Disney Analyst Says Staggs' Exit Leaves "Unusual Blemish," Uncertainty as Stock Opens Lower
"This unexpected executive shuffle likely creates stress lines in the image of cool stability that has been the public veneer of Disney under current CEO Bob Iger," says one Wall Street observer.
Shares of the Walt Disney Co. opened slightly lower Tuesday, a day after the entertainment giant said its No. 2 executive Tom Staggs would step down.
The news leaves a big question mark over the company's CEO succession as Staggs had been elevated to the role of COO last year in a move that made him the heir apparent to chairman and CEO Bob Iger, whose contract runs through 2018. But sources said the board had decided to broaden its CEO search before making a final decision, triggering Staggs to propose his resignation.
As of 9:40 a.m. ET, Disney's stock was down 1.7 percent at $97.
In overnight and Tuesday morning reports, Wall Street observers chimed in on the news and its implications, with analysts highlighting the "enormity" of the board decision and saying the COO's departure could cause "stress lines in the image of cool stability" and demonstrates how competitive the Disney CEO succession process is.
"It leaves Disney with an unusual blemish as well as uncertainty over eventual succession," Macquarie Securities analyst Tim Nollen said about Staggs' departure. "Iger has done such a commendable job in his 10 years at Disney that he will be a very hard act to follow. Iger has already delayed his retirement once. Another extension could be possible now, but two years is still plenty of time to conduct the search."

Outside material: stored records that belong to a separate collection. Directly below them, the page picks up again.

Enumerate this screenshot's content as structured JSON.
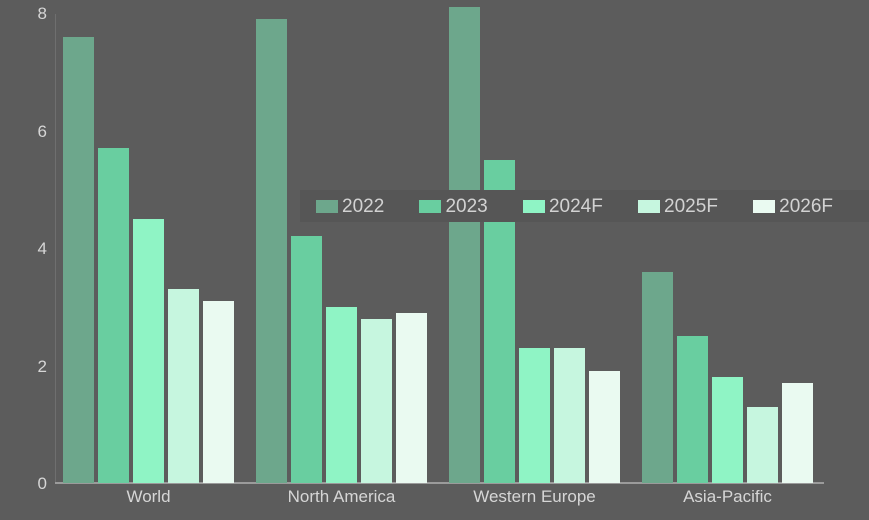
{
  "chart_data": {
    "type": "bar",
    "title": "",
    "xlabel": "",
    "ylabel": "",
    "categories": [
      "World",
      "North America",
      "Western Europe",
      "Asia-Pacific"
    ],
    "series": [
      {
        "name": "2022",
        "color": "#6DA78C",
        "values": [
          7.6,
          7.9,
          8.1,
          3.6
        ]
      },
      {
        "name": "2023",
        "color": "#69CEA0",
        "values": [
          5.7,
          4.2,
          5.5,
          2.5
        ]
      },
      {
        "name": "2024F",
        "color": "#8FF4C5",
        "values": [
          4.5,
          3.0,
          2.3,
          1.8
        ]
      },
      {
        "name": "2025F",
        "color": "#C6F6DF",
        "values": [
          3.3,
          2.8,
          2.3,
          1.3
        ]
      },
      {
        "name": "2026F",
        "color": "#EAFAF1",
        "values": [
          3.1,
          2.9,
          1.9,
          1.7
        ]
      }
    ],
    "ylim": [
      0,
      8
    ],
    "yticks": [
      "0",
      "2",
      "4",
      "6",
      "8"
    ],
    "grid": false,
    "legend_position": "overlay-middle-right"
  },
  "colors": {
    "background": "#5C5C5C",
    "legend_background": "#565656",
    "axis_text": "#D6D6D6",
    "y_axis_line": "#6F6F6F",
    "x_axis_line": "#9B9B9B"
  }
}
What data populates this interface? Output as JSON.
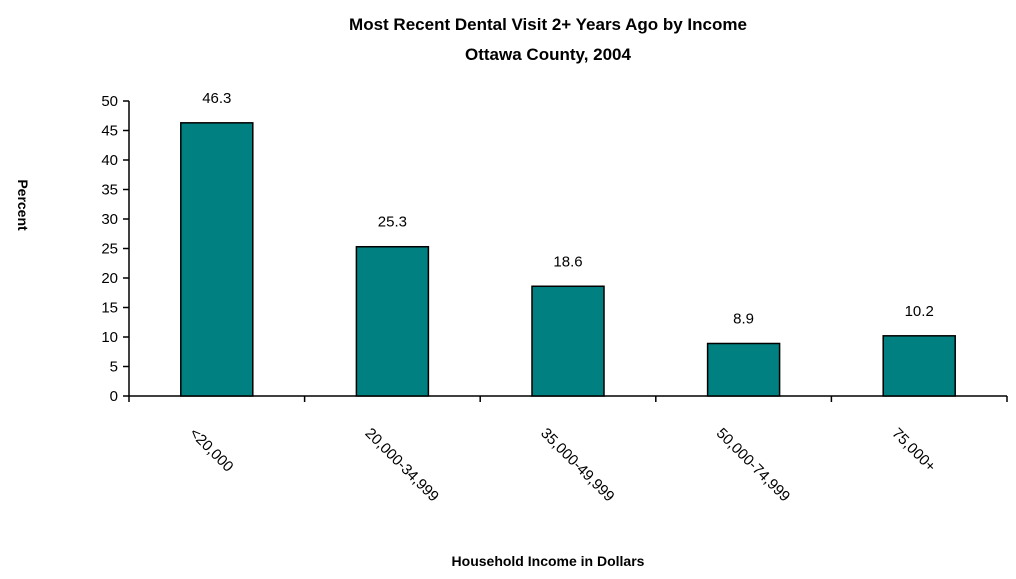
{
  "chart_data": {
    "type": "bar",
    "title": "Most Recent Dental Visit 2+ Years Ago by Income",
    "subtitle": "Ottawa County, 2004",
    "xlabel": "Household Income in Dollars",
    "ylabel": "Percent",
    "categories": [
      "<20,000",
      "20,000-34,999",
      "35,000-49,999",
      "50,000-74,999",
      "75,000+"
    ],
    "values": [
      46.3,
      25.3,
      18.6,
      8.9,
      10.2
    ],
    "data_labels": [
      "46.3",
      "25.3",
      "18.6",
      "8.9",
      "10.2"
    ],
    "ylim": [
      0,
      50
    ],
    "yticks": [
      "0",
      "5",
      "10",
      "15",
      "20",
      "25",
      "30",
      "35",
      "40",
      "45",
      "50"
    ],
    "grid": false,
    "legend": "none",
    "bar_color": "#008080",
    "bar_border_color": "#000000"
  }
}
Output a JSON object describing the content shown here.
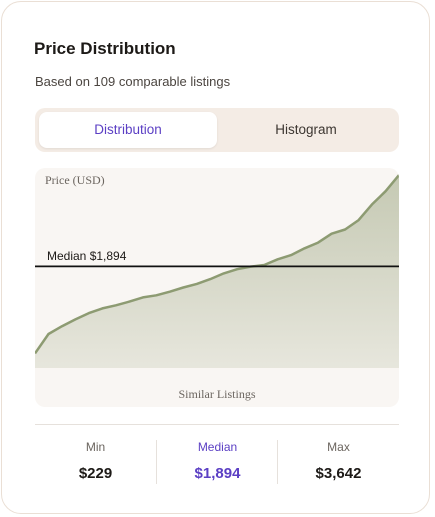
{
  "title": "Price Distribution",
  "subtitle": "Based on 109 comparable listings",
  "tabs": [
    {
      "label": "Distribution",
      "active": true
    },
    {
      "label": "Histogram",
      "active": false
    }
  ],
  "colors": {
    "accent": "#5b3fc4",
    "line": "#8d9b72",
    "fill": "#c5c9b3",
    "median_line": "#111111"
  },
  "chart_data": {
    "type": "area",
    "ylabel": "Price (USD)",
    "xlabel": "Similar Listings",
    "ylim": [
      0,
      3800
    ],
    "median": 1894,
    "median_label": "Median $1,894",
    "x": [
      1,
      5,
      9,
      13,
      17,
      21,
      25,
      29,
      33,
      37,
      41,
      45,
      49,
      53,
      57,
      61,
      65,
      69,
      73,
      77,
      81,
      85,
      89,
      93,
      97,
      101,
      105,
      109
    ],
    "values": [
      229,
      600,
      750,
      880,
      1000,
      1090,
      1150,
      1220,
      1300,
      1340,
      1410,
      1490,
      1560,
      1650,
      1760,
      1840,
      1890,
      1920,
      2030,
      2110,
      2240,
      2350,
      2520,
      2600,
      2780,
      3080,
      3330,
      3642
    ]
  },
  "stats": [
    {
      "label": "Min",
      "value": "$229"
    },
    {
      "label": "Median",
      "value": "$1,894"
    },
    {
      "label": "Max",
      "value": "$3,642"
    }
  ]
}
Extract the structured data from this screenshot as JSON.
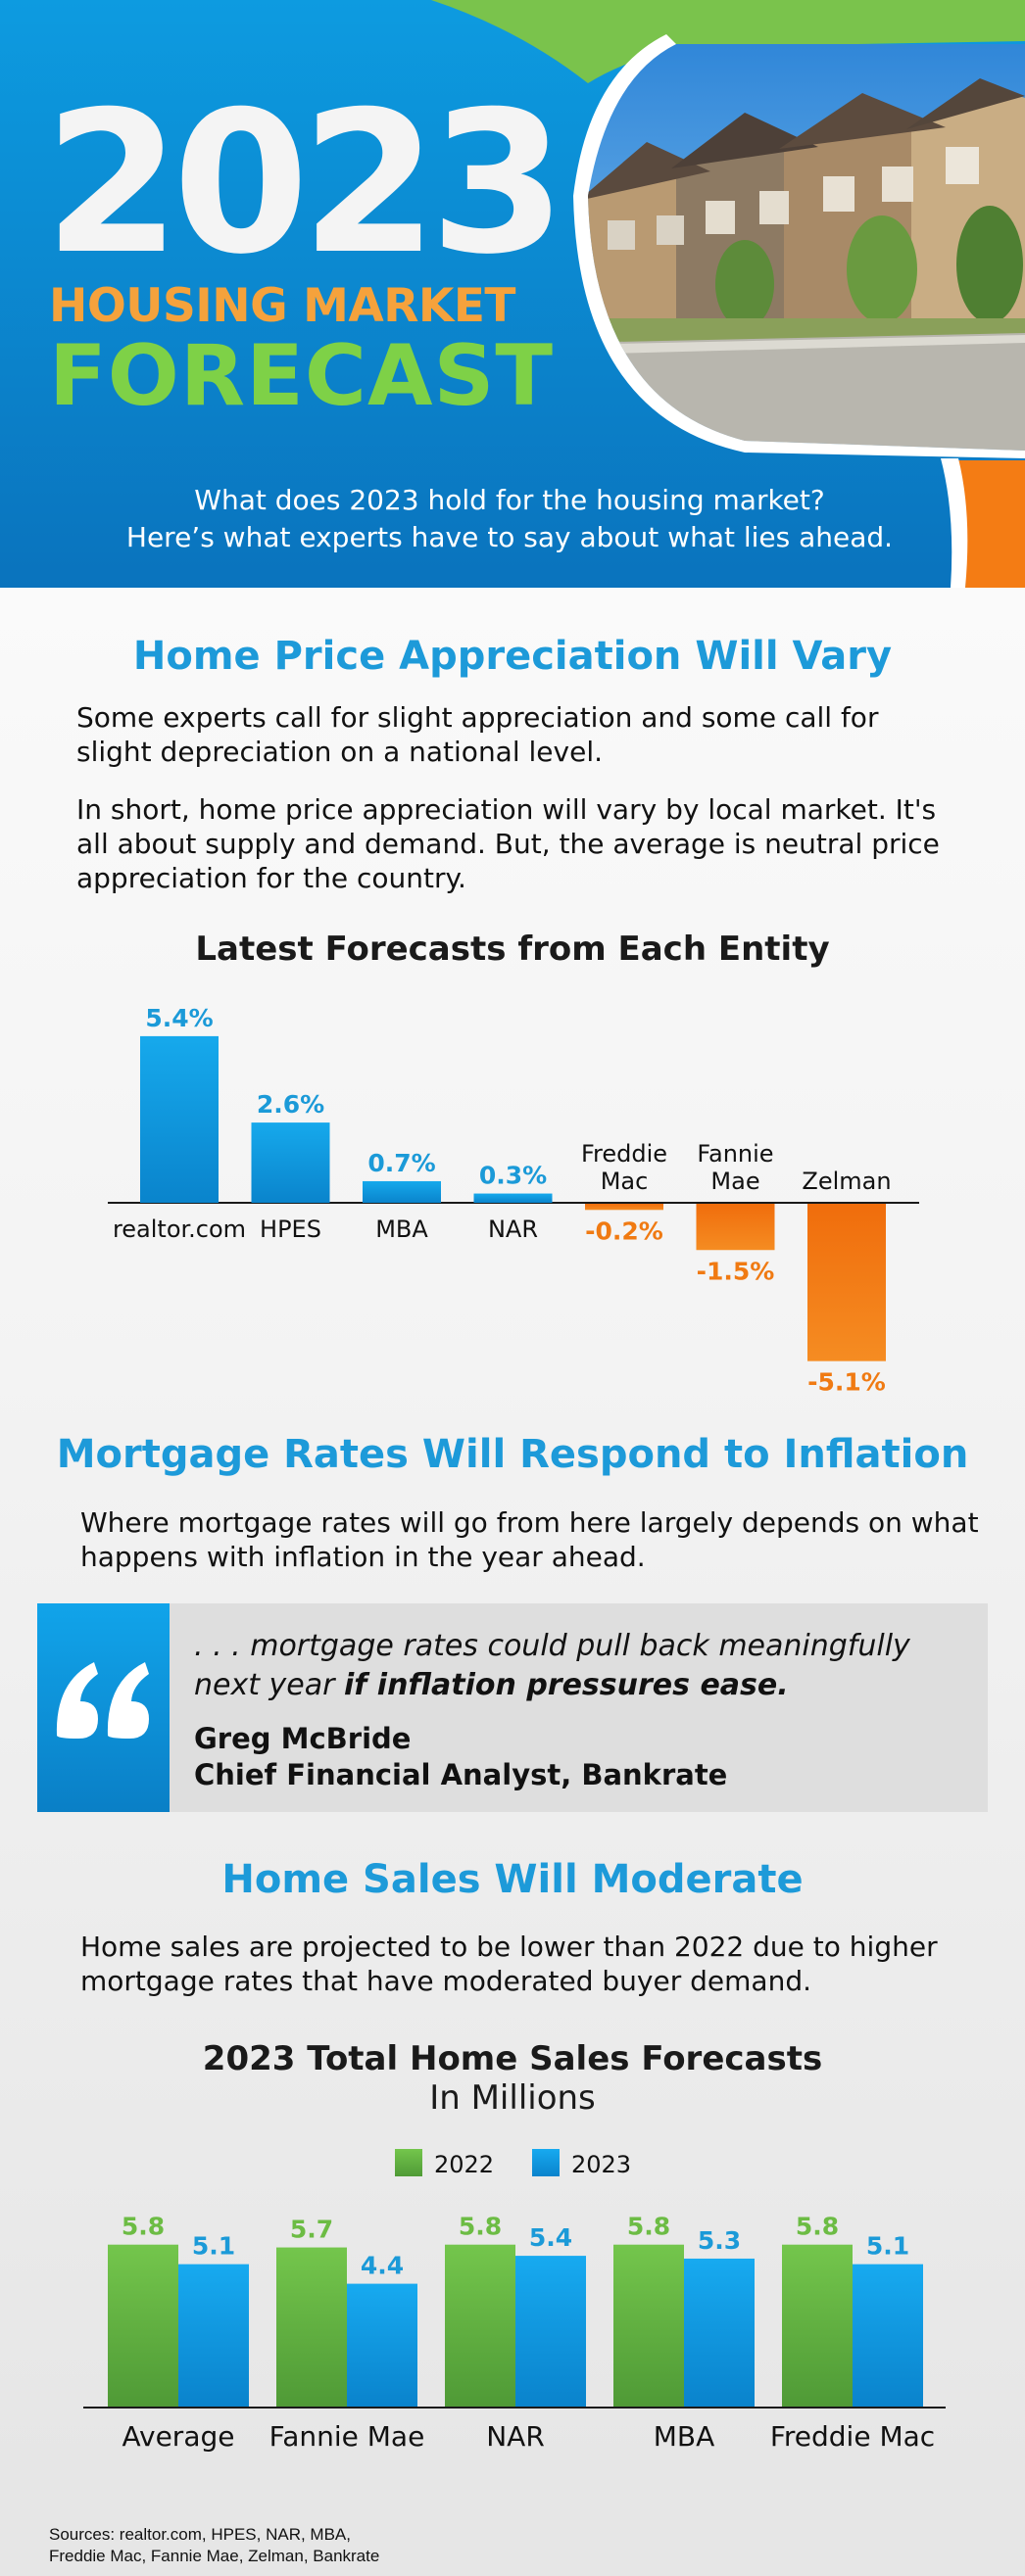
{
  "header": {
    "year": "2023",
    "title_line1": "HOUSING MARKET",
    "title_line2": "FORECAST",
    "intro_line1": "What does 2023 hold for the housing market?",
    "intro_line2": "Here’s what experts have to say about what lies ahead.",
    "photo": "suburban-townhouses-photo"
  },
  "section1": {
    "heading": "Home Price Appreciation Will Vary",
    "para1": "Some experts call for slight appreciation and some call for slight depreciation on a national level.",
    "para2": "In short, home price appreciation will vary by local market. It's all about supply and demand. But, the average is neutral price appreciation for the country.",
    "chart_title": "Latest Forecasts from Each Entity"
  },
  "section2": {
    "heading": "Mortgage Rates Will Respond to Inflation",
    "para": "Where mortgage rates will go from here largely depends on what happens with inflation in the year ahead.",
    "quote_part1": ". . . mortgage rates could pull back meaningfully next year",
    "quote_part2": "if inflation pressures ease.",
    "author_name": "Greg McBride",
    "author_title": "Chief Financial Analyst, Bankrate",
    "quote_icon": "quotation-mark-icon"
  },
  "section3": {
    "heading": "Home Sales Will Moderate",
    "para": "Home sales are projected to be lower than 2022 due to higher mortgage rates that have moderated buyer demand.",
    "chart_title": "2023 Total Home Sales Forecasts",
    "chart_subtitle": "In Millions"
  },
  "sources_line1": "Sources: realtor.com, HPES, NAR, MBA,",
  "sources_line2": "Freddie Mac, Fannie Mae, Zelman, Bankrate",
  "colors": {
    "blue": "#0e95dc",
    "green": "#6cc04a",
    "orange": "#f47c14",
    "positive_bar": "#0e93d8",
    "negative_bar": "#f0780f"
  },
  "chart_data": [
    {
      "type": "bar",
      "title": "Latest Forecasts from Each Entity",
      "categories": [
        "realtor.com",
        "HPES",
        "MBA",
        "NAR",
        "Freddie Mac",
        "Fannie Mae",
        "Zelman"
      ],
      "values": [
        5.4,
        2.6,
        0.7,
        0.3,
        -0.2,
        -1.5,
        -5.1
      ],
      "value_labels": [
        "5.4%",
        "2.6%",
        "0.7%",
        "0.3%",
        "-0.2%",
        "-1.5%",
        "-5.1%"
      ],
      "ylim": [
        -5.1,
        5.4
      ],
      "grid": false
    },
    {
      "type": "bar",
      "title": "2023 Total Home Sales Forecasts",
      "subtitle": "In Millions",
      "categories": [
        "Average",
        "Fannie Mae",
        "NAR",
        "MBA",
        "Freddie Mac"
      ],
      "series": [
        {
          "name": "2022",
          "values": [
            5.8,
            5.7,
            5.8,
            5.8,
            5.8
          ],
          "labels": [
            "5.8",
            "5.7",
            "5.8",
            "5.8",
            "5.8"
          ]
        },
        {
          "name": "2023",
          "values": [
            5.1,
            4.4,
            5.4,
            5.3,
            5.1
          ],
          "labels": [
            "5.1",
            "4.4",
            "5.4",
            "5.3",
            "5.1"
          ]
        }
      ],
      "legend": "top-center",
      "grid": false
    }
  ]
}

Others echoed those sentiments.
"We, like everyone else, were surprised to see that Thomas O. Staggs is departing May 6 after looking like the heir apparent for CEO for the past year," wrote FBR analyst Barton Crockett. "This unexpected executive shuffle likely creates stress lines in the image of cool stability that has been the public veneer of Disney under current CEO Bob Iger. Clearly, that is a little concerning."
But he added: "Still, what matters is the end result. And Disney and Iger have two years left to figure this out and get Disney a new leader who can carry on in the successful track (particularly in movies) laid down by Iger."
Sanford C. Bernstein analyst Todd Juenger summarized "our understanding of what transpired" in his report.
"The board wanted to broaden their search of potential candidates to replace Mr. Iger as CEO when his contract expires in 2018. (Mr. Iger's contract has already been extended once, from 2016 to 2018). The board was not in a position to provide reassurance to Mr. Staggs that he would get the job. Hence, Mr. Staggs decided it was time to move on. We have no reason to believe there was any specific project failure or decision(s) that triggered this decision."
Juenger also echoed surprised peers, writing: "Having formerly served ably as CFO, Mr. Staggs was well-liked by investors, and every indication is that he was well-liked within the Disney rank-and-file as well. Which on one hand shows the enormity of this decision for the board. The path of least resistance was clearly to ascend Mr. Staggs to CEO upon Mr. Iger's retirement. No one would have complained or accused the board of not serving the interests of shareholders."
Juenger summarized Disney's dilemma this way: "Mr. Iger is universally acknowledged as having provided exemplary leadership. How do you follow an act like that? Who could possibly live up?"
And Crockett highlighted: "For all of its whistle while you work appearance, we think it is clear that the CEO succession process at Disney is highly competitive."
He also suggested about the CEO search process: "Outsiders seem to be the likely alternative now."